I would grab a couple pieces of scrap poplar from your project, along with a piece of furniture (or a part of one) that you are trying to match, and bring them to a good paint store and have them create a custom stain for your project. Hirshfields provides this service for free, and perhaps others do as well. Some charge a small fee for this service. That way, you will have a good match, and you will also have the recipe for future batches if necessary.

With poplar, I believe that you will also want to use a pre-stain conditioner to minimize the blotching. They can provide you with some guidance on this at the paint store, and also use it in their matching process because it might impact the formulation of your stain.

-- PaulMayer, http://www.vernswoodgoods.com

View NoLongerHere's profile

NoLongerHere

893 posts in 2144 days


#2 posted 01-27-2014 02:21 PM

It sounds like a big cabinet. More to see every imperfection in a faux finish.

I assume you are planning to use a graining tool, maybe tooth brush spray for effect. It’s not easy to get oak grain right without a lot of practice and an artist’s touch. You could end up with a real mess.

It doesn’t help if you have a perfect example of the real thing nearby to compare it to. Not to mention, you can’t fake the indented grain of oak.

Poplar is a great wood for furniture that is painted. You can stain it too, maybe do an antique effect, leaving stain in the cracks. But it would be tough to make it look like oak. some would disagree …they’re good at it.

It seems like oak can get overwhelming when everything is oak, stained the same color. I wonder if it wouldn’t be better to do a different finish – more adapted to the poplar, that would also compliment the other oak pieces. They even do that in kitchens sometimes.

Just a thought.

View a1Jim's profile

a1Jim

115207 posts in 3045 days


#3 posted 01-27-2014 02:30 PM

Poplar is never going to look like oak, you can match the color of the stain you have on the oak cabinets but the grain is totally different. Another thing to consider is that poplar tends to blotch so you need a conditioner on it before you try and stain it, I prefer Charles Neil’s Blotch control.

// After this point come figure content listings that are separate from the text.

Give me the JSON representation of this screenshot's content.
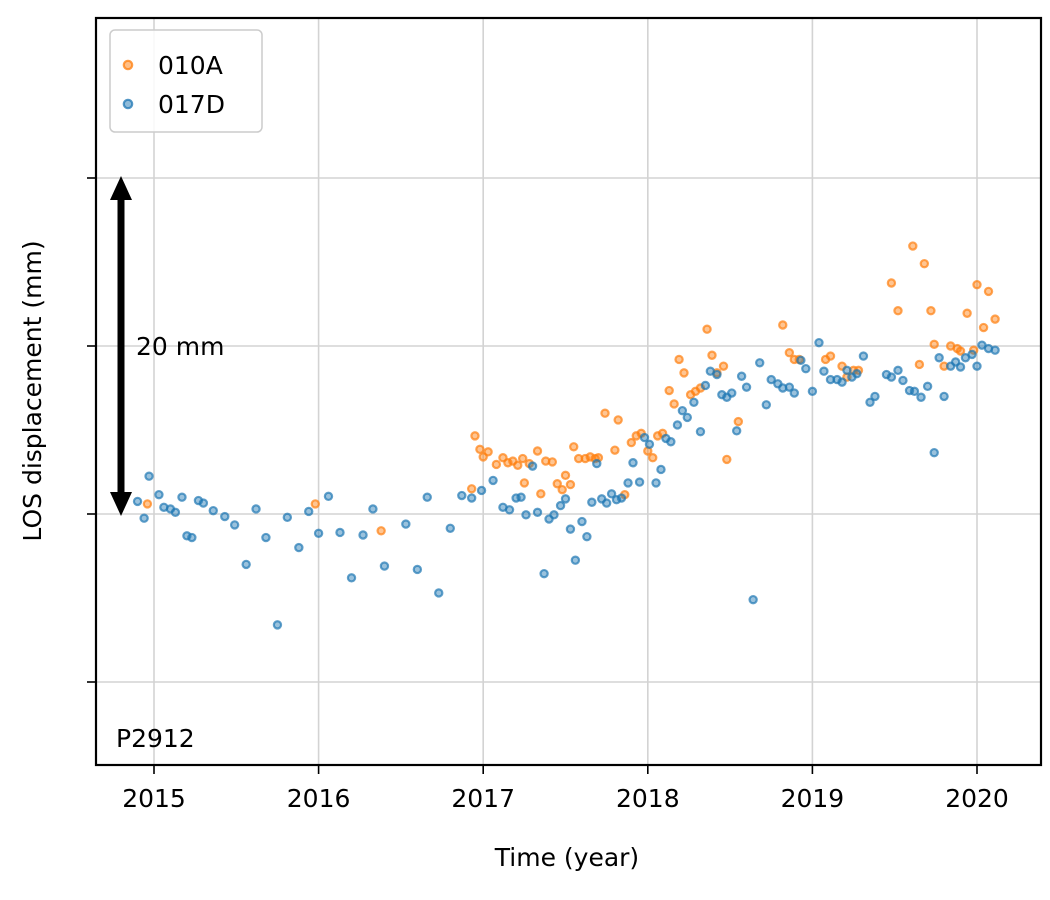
{
  "chart_data": {
    "type": "scatter",
    "xlabel": "Time (year)",
    "ylabel": "LOS displacement (mm)",
    "x_ticks": [
      2015,
      2016,
      2017,
      2018,
      2019,
      2020
    ],
    "xlim": [
      2014.67,
      2020.4
    ],
    "ylim": [
      -15,
      30
    ],
    "grid": true,
    "legend_position": "top-left",
    "station_label": "P2912",
    "scale_bar": {
      "label": "20 mm",
      "from": 0,
      "to": 20
    },
    "colors": {
      "010A": "#ff7f0e",
      "017D": "#1f77b4"
    },
    "series": [
      {
        "name": "010A",
        "color": "#ff7f0e",
        "points": [
          [
            2014.96,
            1.2
          ],
          [
            2015.98,
            1.2
          ],
          [
            2016.38,
            -2.0
          ],
          [
            2016.93,
            3.0
          ],
          [
            2016.95,
            9.3
          ],
          [
            2016.98,
            7.7
          ],
          [
            2017.0,
            6.8
          ],
          [
            2017.03,
            7.4
          ],
          [
            2017.08,
            5.9
          ],
          [
            2017.12,
            6.7
          ],
          [
            2017.15,
            6.1
          ],
          [
            2017.18,
            6.3
          ],
          [
            2017.21,
            5.8
          ],
          [
            2017.24,
            6.6
          ],
          [
            2017.25,
            3.7
          ],
          [
            2017.28,
            6.0
          ],
          [
            2017.33,
            7.5
          ],
          [
            2017.35,
            2.4
          ],
          [
            2017.38,
            6.3
          ],
          [
            2017.42,
            6.2
          ],
          [
            2017.45,
            3.6
          ],
          [
            2017.48,
            2.9
          ],
          [
            2017.5,
            4.6
          ],
          [
            2017.53,
            3.5
          ],
          [
            2017.55,
            8.0
          ],
          [
            2017.58,
            6.6
          ],
          [
            2017.62,
            6.6
          ],
          [
            2017.65,
            6.8
          ],
          [
            2017.68,
            6.6
          ],
          [
            2017.7,
            6.7
          ],
          [
            2017.74,
            12.0
          ],
          [
            2017.8,
            7.6
          ],
          [
            2017.82,
            11.2
          ],
          [
            2017.86,
            2.3
          ],
          [
            2017.9,
            8.5
          ],
          [
            2017.93,
            9.3
          ],
          [
            2017.96,
            9.6
          ],
          [
            2018.0,
            7.5
          ],
          [
            2018.03,
            6.7
          ],
          [
            2018.06,
            9.3
          ],
          [
            2018.09,
            9.6
          ],
          [
            2018.13,
            14.7
          ],
          [
            2018.16,
            13.1
          ],
          [
            2018.19,
            18.4
          ],
          [
            2018.22,
            16.8
          ],
          [
            2018.26,
            14.2
          ],
          [
            2018.29,
            14.6
          ],
          [
            2018.32,
            15.0
          ],
          [
            2018.36,
            22.0
          ],
          [
            2018.39,
            18.9
          ],
          [
            2018.42,
            16.8
          ],
          [
            2018.46,
            17.6
          ],
          [
            2018.48,
            6.5
          ],
          [
            2018.55,
            11.0
          ],
          [
            2018.82,
            22.5
          ],
          [
            2018.86,
            19.2
          ],
          [
            2018.89,
            18.4
          ],
          [
            2018.92,
            18.4
          ],
          [
            2019.08,
            18.4
          ],
          [
            2019.11,
            18.8
          ],
          [
            2019.18,
            17.6
          ],
          [
            2019.21,
            16.3
          ],
          [
            2019.25,
            17.1
          ],
          [
            2019.28,
            17.1
          ],
          [
            2019.48,
            27.5
          ],
          [
            2019.52,
            24.2
          ],
          [
            2019.61,
            31.9
          ],
          [
            2019.65,
            17.8
          ],
          [
            2019.68,
            29.8
          ],
          [
            2019.72,
            24.2
          ],
          [
            2019.74,
            20.2
          ],
          [
            2019.8,
            17.6
          ],
          [
            2019.84,
            20.0
          ],
          [
            2019.88,
            19.7
          ],
          [
            2019.9,
            19.4
          ],
          [
            2019.94,
            23.9
          ],
          [
            2019.98,
            19.5
          ],
          [
            2020.0,
            27.3
          ],
          [
            2020.04,
            22.2
          ],
          [
            2020.07,
            26.5
          ],
          [
            2020.11,
            23.2
          ]
        ]
      },
      {
        "name": "017D",
        "color": "#1f77b4",
        "points": [
          [
            2014.9,
            1.5
          ],
          [
            2014.94,
            -0.5
          ],
          [
            2014.97,
            4.5
          ],
          [
            2015.03,
            2.3
          ],
          [
            2015.06,
            0.8
          ],
          [
            2015.1,
            0.6
          ],
          [
            2015.13,
            0.2
          ],
          [
            2015.17,
            2.0
          ],
          [
            2015.2,
            -2.6
          ],
          [
            2015.23,
            -2.8
          ],
          [
            2015.27,
            1.6
          ],
          [
            2015.3,
            1.3
          ],
          [
            2015.36,
            0.4
          ],
          [
            2015.43,
            -0.3
          ],
          [
            2015.49,
            -1.3
          ],
          [
            2015.56,
            -6.0
          ],
          [
            2015.62,
            0.6
          ],
          [
            2015.68,
            -2.8
          ],
          [
            2015.75,
            -13.2
          ],
          [
            2015.81,
            -0.4
          ],
          [
            2015.88,
            -4.0
          ],
          [
            2015.94,
            0.3
          ],
          [
            2016.0,
            -2.3
          ],
          [
            2016.06,
            2.1
          ],
          [
            2016.13,
            -2.2
          ],
          [
            2016.2,
            -7.6
          ],
          [
            2016.27,
            -2.5
          ],
          [
            2016.33,
            0.6
          ],
          [
            2016.4,
            -6.2
          ],
          [
            2016.53,
            -1.2
          ],
          [
            2016.6,
            -6.6
          ],
          [
            2016.66,
            2.0
          ],
          [
            2016.73,
            -9.4
          ],
          [
            2016.8,
            -1.7
          ],
          [
            2016.87,
            2.2
          ],
          [
            2016.93,
            1.9
          ],
          [
            2016.99,
            2.8
          ],
          [
            2017.06,
            4.0
          ],
          [
            2017.12,
            0.8
          ],
          [
            2017.16,
            0.5
          ],
          [
            2017.2,
            1.9
          ],
          [
            2017.23,
            2.0
          ],
          [
            2017.26,
            -0.1
          ],
          [
            2017.3,
            5.7
          ],
          [
            2017.33,
            0.2
          ],
          [
            2017.37,
            -7.1
          ],
          [
            2017.4,
            -0.6
          ],
          [
            2017.43,
            -0.1
          ],
          [
            2017.47,
            1.0
          ],
          [
            2017.5,
            1.8
          ],
          [
            2017.53,
            -1.8
          ],
          [
            2017.56,
            -5.5
          ],
          [
            2017.6,
            -0.9
          ],
          [
            2017.63,
            -2.7
          ],
          [
            2017.66,
            1.4
          ],
          [
            2017.69,
            6.0
          ],
          [
            2017.72,
            1.8
          ],
          [
            2017.75,
            1.3
          ],
          [
            2017.78,
            2.4
          ],
          [
            2017.81,
            1.7
          ],
          [
            2017.84,
            1.9
          ],
          [
            2017.88,
            3.7
          ],
          [
            2017.91,
            6.1
          ],
          [
            2017.95,
            3.8
          ],
          [
            2017.98,
            9.1
          ],
          [
            2018.01,
            8.3
          ],
          [
            2018.05,
            3.7
          ],
          [
            2018.08,
            5.3
          ],
          [
            2018.11,
            9.0
          ],
          [
            2018.14,
            8.6
          ],
          [
            2018.18,
            10.6
          ],
          [
            2018.21,
            12.3
          ],
          [
            2018.24,
            11.5
          ],
          [
            2018.28,
            13.3
          ],
          [
            2018.32,
            9.8
          ],
          [
            2018.35,
            15.3
          ],
          [
            2018.38,
            17.0
          ],
          [
            2018.42,
            16.6
          ],
          [
            2018.45,
            14.2
          ],
          [
            2018.48,
            13.9
          ],
          [
            2018.51,
            14.4
          ],
          [
            2018.54,
            9.9
          ],
          [
            2018.57,
            16.4
          ],
          [
            2018.6,
            15.1
          ],
          [
            2018.64,
            -10.2
          ],
          [
            2018.68,
            18.0
          ],
          [
            2018.72,
            13.0
          ],
          [
            2018.75,
            16.0
          ],
          [
            2018.79,
            15.5
          ],
          [
            2018.82,
            15.0
          ],
          [
            2018.86,
            15.1
          ],
          [
            2018.89,
            14.4
          ],
          [
            2018.93,
            18.3
          ],
          [
            2018.96,
            17.3
          ],
          [
            2019.0,
            14.6
          ],
          [
            2019.04,
            20.4
          ],
          [
            2019.07,
            17.0
          ],
          [
            2019.11,
            16.0
          ],
          [
            2019.15,
            16.0
          ],
          [
            2019.18,
            15.7
          ],
          [
            2019.21,
            17.1
          ],
          [
            2019.24,
            16.3
          ],
          [
            2019.27,
            16.7
          ],
          [
            2019.31,
            18.8
          ],
          [
            2019.35,
            13.3
          ],
          [
            2019.38,
            14.0
          ],
          [
            2019.45,
            16.6
          ],
          [
            2019.48,
            16.3
          ],
          [
            2019.52,
            17.1
          ],
          [
            2019.55,
            15.9
          ],
          [
            2019.59,
            14.7
          ],
          [
            2019.62,
            14.6
          ],
          [
            2019.66,
            13.9
          ],
          [
            2019.7,
            15.2
          ],
          [
            2019.74,
            7.3
          ],
          [
            2019.77,
            18.6
          ],
          [
            2019.8,
            14.0
          ],
          [
            2019.84,
            17.6
          ],
          [
            2019.87,
            18.1
          ],
          [
            2019.9,
            17.5
          ],
          [
            2019.93,
            18.6
          ],
          [
            2019.97,
            19.0
          ],
          [
            2020.0,
            17.6
          ],
          [
            2020.03,
            20.1
          ],
          [
            2020.07,
            19.7
          ],
          [
            2020.11,
            19.5
          ]
        ]
      }
    ]
  }
}
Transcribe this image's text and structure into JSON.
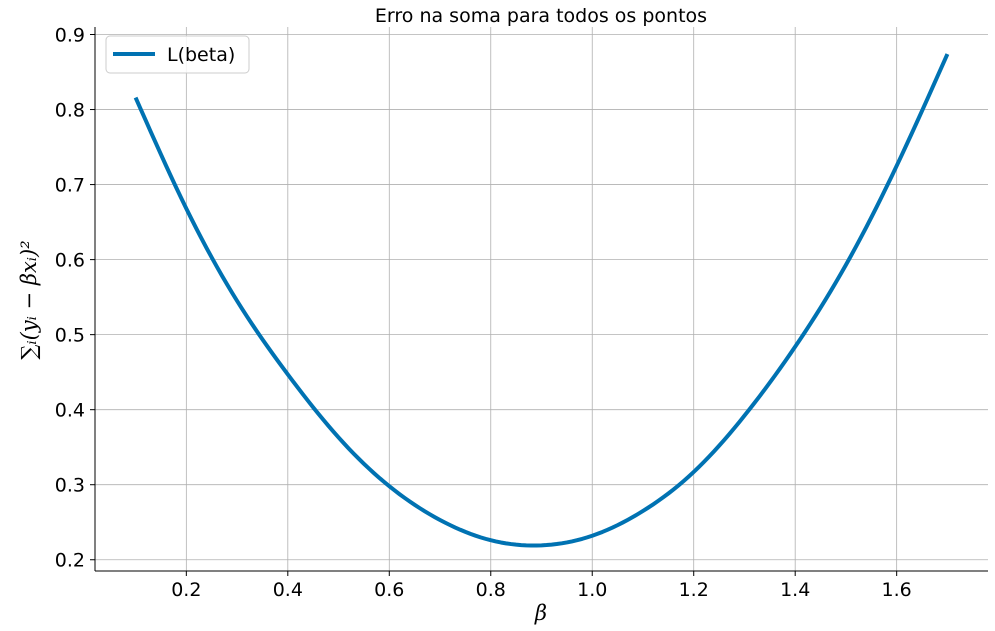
{
  "chart_data": {
    "type": "line",
    "title": "Erro na soma para todos os pontos",
    "xlabel": "β",
    "ylabel": "∑ᵢ(yᵢ − βxᵢ)²",
    "xlim": [
      0.02,
      1.78
    ],
    "ylim": [
      0.185,
      0.91
    ],
    "xticks": [
      0.2,
      0.4,
      0.6,
      0.8,
      1.0,
      1.2,
      1.4,
      1.6
    ],
    "xtick_labels": [
      "0.2",
      "0.4",
      "0.6",
      "0.8",
      "1.0",
      "1.2",
      "1.4",
      "1.6"
    ],
    "yticks": [
      0.2,
      0.3,
      0.4,
      0.5,
      0.6,
      0.7,
      0.8,
      0.9
    ],
    "ytick_labels": [
      "0.2",
      "0.3",
      "0.4",
      "0.5",
      "0.6",
      "0.7",
      "0.8",
      "0.9"
    ],
    "grid": true,
    "legend_position": "top-left",
    "series": [
      {
        "name": "L(beta)",
        "color": "#0072b2",
        "x": [
          0.1,
          0.2,
          0.3,
          0.4,
          0.5,
          0.6,
          0.7,
          0.8,
          0.88,
          1.0,
          1.1,
          1.2,
          1.3,
          1.4,
          1.5,
          1.6,
          1.7
        ],
        "y": [
          0.816,
          0.668,
          0.545,
          0.447,
          0.363,
          0.298,
          0.253,
          0.226,
          0.219,
          0.232,
          0.265,
          0.317,
          0.392,
          0.484,
          0.593,
          0.725,
          0.874
        ]
      }
    ]
  }
}
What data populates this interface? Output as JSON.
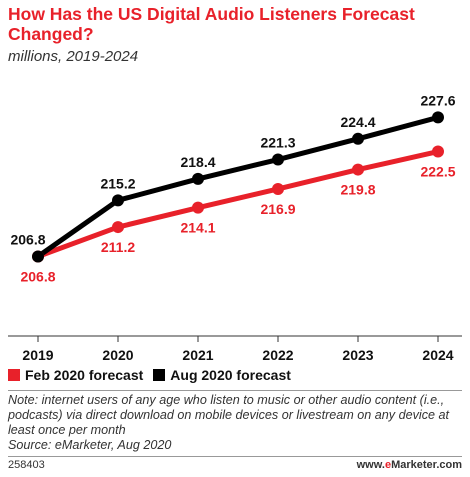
{
  "header": {
    "title": "How Has the US Digital Audio Listeners Forecast Changed?",
    "subtitle": "millions, 2019-2024"
  },
  "chart_data": {
    "type": "line",
    "title": "How Has the US Digital Audio Listeners Forecast Changed?",
    "subtitle": "millions, 2019-2024",
    "xlabel": "",
    "ylabel": "",
    "categories": [
      "2019",
      "2020",
      "2021",
      "2022",
      "2023",
      "2024"
    ],
    "series": [
      {
        "name": "Feb 2020 forecast",
        "color": "#e8212a",
        "values": [
          206.8,
          211.2,
          214.1,
          216.9,
          219.8,
          222.5
        ]
      },
      {
        "name": "Aug 2020 forecast",
        "color": "#000000",
        "values": [
          206.8,
          215.2,
          218.4,
          221.3,
          224.4,
          227.6
        ]
      }
    ],
    "ylim": [
      197,
      232
    ],
    "grid": false,
    "legend": "bottom-left"
  },
  "legend": {
    "items": [
      {
        "label": "Feb 2020 forecast",
        "color": "#e8212a"
      },
      {
        "label": "Aug 2020 forecast",
        "color": "#000000"
      }
    ]
  },
  "note": "Note: internet users of any age who listen to music or other audio content (i.e., podcasts) via direct download on mobile devices or livestream on any device at least once per month",
  "source": "Source: eMarketer, Aug 2020",
  "footer": {
    "id": "258403",
    "brand_prefix": "www.",
    "brand_accent": "e",
    "brand_rest": "Marketer.com"
  }
}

-- http://artisticwoodstudio.com Custom furniture

View dhazelton's profile

dhazelton

2326 posts in 1765 days


#4 posted 01-27-2014 02:37 PM

You say the rest of the furniture is stained to ‘look like oak’ – not necessarily actual oak. What kind of wood is it? You’re just going to have to buy some stains and experiment with some scrap poplar. It may be a Golden Oak stain, Red Oak, a blending or or a combination of several colors.

View Lee Barker's profile

Lee Barker

2170 posts in 2318 days


#5 posted 01-27-2014 02:58 PM

Oak has two colors. +1 for Mark.

Kindly,

Lee

-- "...in his brain, which is as dry as the remainder biscuit after a voyage, he hath strange places cramm'd with observation, the which he vents in mangled forms." --Shakespeare, "As You Like It"

View bbc557ci's profile

bbc557ci

589 posts in 1542 days


#6 posted 01-27-2014 04:13 PM

I’ve tried it. As mentioned above you can get pretty close to the color, but it will not look like oak.

-- Bill, central NY...no where near the "big apple"

View Charlie75's profile

Charlie75

286 posts in 1733 days


#7 posted 01-27-2014 07:23 PM

Ok, guys. Some great advice. I did not mean to give the impression that I wanted to match the grain. I have worked with oak a lot so I know the grain is a whole different animal. I only desire to come close with the color.

Mark, great suggestion. I had not thought of that. Any suggestions?

The guys at my local Woodcraft store have told me that I should use a conditioner first which I have purchased.